🤖 AI Summary
Existing robotic manipulation benchmarks are largely confined to simplified tabletop settings, failing to evaluate complex spatial reasoning capabilities—such as handling densely stacked, multi-height, and closely spaced objects—required in real-world retail environments. To address this gap, we introduce RoboBenchMart, the first comprehensive robotic manipulation benchmark tailored to dark-store retail scenarios. Our approach features: (1) procedural generation of diverse store layouts; (2) an end-to-end trajectory synthesis pipeline with standardized evaluation metrics; and (3) integrated multimodal perception and fine-grained control interfaces. Experimental results demonstrate that current state-of-the-art general-purpose models exhibit significant performance deficits on representative retail tasks—including grocery picking and obstacle-aware grasping. RoboBenchMart is fully open-sourced, providing a unified, reproducible testbed to advance practical robotic deployment in real-world retail settings.
📝 Abstract
Most existing robotic manipulation benchmarks focus on simplified tabletop scenarios, typically involving a stationary robotic arm interacting with various objects on a flat surface. To address this limitation, we introduce RoboBenchMart, a more challenging and realistic benchmark designed for dark store environments, where robots must perform complex manipulation tasks with diverse grocery items. This setting presents significant challenges, including dense object clutter and varied spatial configurations -- with items positioned at different heights, depths, and in close proximity.

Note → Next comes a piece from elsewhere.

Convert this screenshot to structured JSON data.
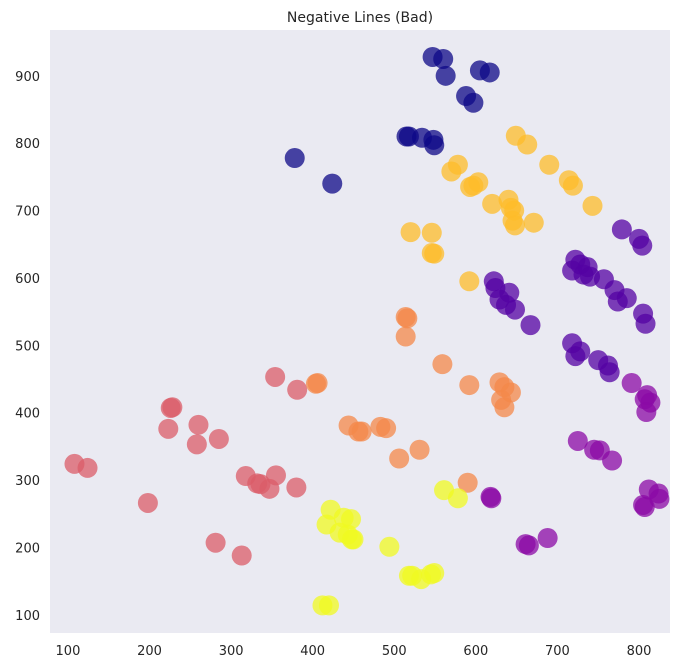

By targeting the retail domain, our benchmark addresses a setting with strong potential for near-term automation impact. We demonstrate that current state-of-the-art generalist models struggle to solve even common retail tasks. To support further research, we release the RoboBenchMart suite, which includes a procedural store layout generator, a trajectory generation pipeline, evaluation tools and fine-tuned baseline models.